Cody Plofker, chief marketing officer at Jones Road Beauty, recommends improving product desirability. What does that mean? It looks like improving the offer on a great product. How do you do that? Create bundles with your best-selling products (which will improve AOV metrics, too), or give something for free with purchase. 

While growing a loyal customer base for Jones Road Beauty, the brand has launched new products in a cadence that makes sense for the brand while creating bundles with their best-sellers. 

Invest in customer experiences (CX)

Build hype and excitement for your brand through great customer experience (CX). A great unboxing experience sets a good first impression with new customers and highlights a quality that will encourage them to make a repeat purchase. 

For example, Graza uses customized packaging to attract attention and excitement. QR codes on the back of the bottle make reordering easy and convenient for customers as well. 

Simplifying the return process is another good place to return your customer experience, especially if you sell products that require customization, such as clothing or cosmetics. Nothing sours a customer experience more than the hassle of returning or exchanging items, so focus your efforts on customer support strategies that will move the needle. 

Customer experience and retention expert Eli Weiss explains, “Brands must ensure customers have the most frictionless and effortless experience possible.” He says surveys are a great tool for brands to learn more about the customer experience, but the gold is in the follow-up questions you ask. 

Leverage subscriptions

Subscriptions are a powerful tool in your ecommerce toolbox, and they’re one of the most effective ways to boost LTV.

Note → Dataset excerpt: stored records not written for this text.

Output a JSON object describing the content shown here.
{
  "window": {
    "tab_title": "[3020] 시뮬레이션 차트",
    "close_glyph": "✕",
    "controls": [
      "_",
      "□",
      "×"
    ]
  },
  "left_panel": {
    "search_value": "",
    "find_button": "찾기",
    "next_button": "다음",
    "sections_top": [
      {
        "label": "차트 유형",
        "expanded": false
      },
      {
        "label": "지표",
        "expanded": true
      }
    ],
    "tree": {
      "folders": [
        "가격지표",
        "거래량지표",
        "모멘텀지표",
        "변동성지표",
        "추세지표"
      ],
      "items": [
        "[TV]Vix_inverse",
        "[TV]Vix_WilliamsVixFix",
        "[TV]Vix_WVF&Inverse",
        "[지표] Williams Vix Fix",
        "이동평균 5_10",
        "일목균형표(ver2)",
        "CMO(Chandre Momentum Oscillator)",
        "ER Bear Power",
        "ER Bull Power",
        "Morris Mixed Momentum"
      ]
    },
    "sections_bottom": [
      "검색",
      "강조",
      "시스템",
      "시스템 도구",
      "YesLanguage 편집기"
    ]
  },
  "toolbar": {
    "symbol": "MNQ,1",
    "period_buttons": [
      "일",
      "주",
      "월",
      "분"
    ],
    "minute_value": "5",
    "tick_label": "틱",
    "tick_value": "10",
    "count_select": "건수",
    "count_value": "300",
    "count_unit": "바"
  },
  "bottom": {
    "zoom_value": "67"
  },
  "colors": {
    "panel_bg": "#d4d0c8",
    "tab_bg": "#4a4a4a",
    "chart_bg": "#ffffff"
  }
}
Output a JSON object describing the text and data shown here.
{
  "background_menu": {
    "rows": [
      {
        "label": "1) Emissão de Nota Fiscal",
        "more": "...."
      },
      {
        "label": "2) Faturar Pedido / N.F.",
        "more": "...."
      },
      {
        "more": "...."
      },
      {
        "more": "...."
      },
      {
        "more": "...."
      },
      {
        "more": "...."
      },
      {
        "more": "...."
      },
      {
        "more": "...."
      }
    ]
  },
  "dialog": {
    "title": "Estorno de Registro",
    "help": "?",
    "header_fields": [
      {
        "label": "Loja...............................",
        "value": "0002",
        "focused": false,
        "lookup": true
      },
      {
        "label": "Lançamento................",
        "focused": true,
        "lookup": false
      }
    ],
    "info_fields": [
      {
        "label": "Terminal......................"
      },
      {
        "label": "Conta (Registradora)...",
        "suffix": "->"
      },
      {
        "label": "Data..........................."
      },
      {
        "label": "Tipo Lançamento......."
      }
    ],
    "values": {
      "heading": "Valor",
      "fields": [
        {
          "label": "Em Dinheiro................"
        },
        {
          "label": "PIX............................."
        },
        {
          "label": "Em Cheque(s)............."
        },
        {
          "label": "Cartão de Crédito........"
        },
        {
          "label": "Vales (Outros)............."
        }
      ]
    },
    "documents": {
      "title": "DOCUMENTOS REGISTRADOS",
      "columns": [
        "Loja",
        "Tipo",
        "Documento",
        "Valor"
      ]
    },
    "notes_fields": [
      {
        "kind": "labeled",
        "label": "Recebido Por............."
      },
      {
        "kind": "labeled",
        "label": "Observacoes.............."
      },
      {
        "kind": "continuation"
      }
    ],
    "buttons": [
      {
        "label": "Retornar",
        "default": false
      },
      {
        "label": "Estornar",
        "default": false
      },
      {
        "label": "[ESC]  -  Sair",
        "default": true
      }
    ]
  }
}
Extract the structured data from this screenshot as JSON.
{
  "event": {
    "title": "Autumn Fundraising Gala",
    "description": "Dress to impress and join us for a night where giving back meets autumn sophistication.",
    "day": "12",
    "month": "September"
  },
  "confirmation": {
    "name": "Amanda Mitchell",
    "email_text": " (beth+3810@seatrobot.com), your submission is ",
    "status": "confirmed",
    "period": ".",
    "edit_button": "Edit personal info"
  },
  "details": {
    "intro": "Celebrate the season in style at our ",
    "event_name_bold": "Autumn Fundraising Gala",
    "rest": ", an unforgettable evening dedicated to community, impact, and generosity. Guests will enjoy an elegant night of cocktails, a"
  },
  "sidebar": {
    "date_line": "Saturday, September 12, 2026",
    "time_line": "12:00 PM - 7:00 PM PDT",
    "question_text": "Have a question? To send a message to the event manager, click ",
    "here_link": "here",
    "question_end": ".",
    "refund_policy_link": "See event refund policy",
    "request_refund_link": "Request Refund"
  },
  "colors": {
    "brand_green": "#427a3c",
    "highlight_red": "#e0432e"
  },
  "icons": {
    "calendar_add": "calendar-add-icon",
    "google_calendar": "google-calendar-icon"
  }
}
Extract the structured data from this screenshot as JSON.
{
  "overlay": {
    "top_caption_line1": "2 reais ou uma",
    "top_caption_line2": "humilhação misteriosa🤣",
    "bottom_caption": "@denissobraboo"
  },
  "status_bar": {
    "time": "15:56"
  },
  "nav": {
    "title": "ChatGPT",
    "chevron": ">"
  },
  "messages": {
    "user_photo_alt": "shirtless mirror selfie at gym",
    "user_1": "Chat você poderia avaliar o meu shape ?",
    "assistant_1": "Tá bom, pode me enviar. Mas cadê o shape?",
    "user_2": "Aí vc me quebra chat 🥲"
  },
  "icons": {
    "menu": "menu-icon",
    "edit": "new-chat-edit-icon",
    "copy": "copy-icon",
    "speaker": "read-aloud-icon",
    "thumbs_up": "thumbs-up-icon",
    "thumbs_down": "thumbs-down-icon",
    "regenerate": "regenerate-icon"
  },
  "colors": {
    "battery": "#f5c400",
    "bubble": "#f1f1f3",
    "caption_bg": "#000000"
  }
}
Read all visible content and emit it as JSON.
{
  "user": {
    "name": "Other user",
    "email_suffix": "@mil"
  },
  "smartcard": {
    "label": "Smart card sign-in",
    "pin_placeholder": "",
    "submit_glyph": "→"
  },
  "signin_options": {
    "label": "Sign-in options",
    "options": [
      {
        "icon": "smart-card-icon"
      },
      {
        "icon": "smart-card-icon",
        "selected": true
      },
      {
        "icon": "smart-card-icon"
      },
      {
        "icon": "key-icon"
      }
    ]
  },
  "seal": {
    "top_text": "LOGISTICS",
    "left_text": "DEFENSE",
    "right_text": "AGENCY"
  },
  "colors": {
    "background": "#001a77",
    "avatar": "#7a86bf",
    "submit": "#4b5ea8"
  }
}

In addition to offering customers convenience, subscriptions drive customer loyalty and repeat purchases (critical for ecommerce brands and an opportunity for predictable revenue) and reduce churn.

A subscription business model is also an opportunity to introduce post-purchase cross-sells and increase AOV. 

For example, Butcher Box includes incentives such as receiving free products in their email campaigns, and during the checkout process, various upsell opportunities allow customers to add on items independently of their subscription.

Starface offers a risk-free, fee-free subscription program to attract customers, while Joggy and Olipop offer exclusive discounts on products and free shipping for their subscription members.

Introduce a loyalty program

Giving rewards to returning customers is a powerful incentive for building brand loyalty.

How do you stand out with a loyalty program? Offer customers value that’s not necessarily tied to spending money but being an active community member. 

  • Blume does this by offering free products, an option to earn merch, and other rewards by taking specific actions such as engaging on social media or leaving reviews. 
  • Printfresh offers free shipping, coupons, and exclusive access to new launches through its loyalty program. 
  • Book of the Month rewards customers with branded merch and free books the longer they’re part of the subscription.
  • Fly by Jing recently launched a membership program, where members can get exclusive discounts, early access to product drops, seasonal gifts, members-only products, and more.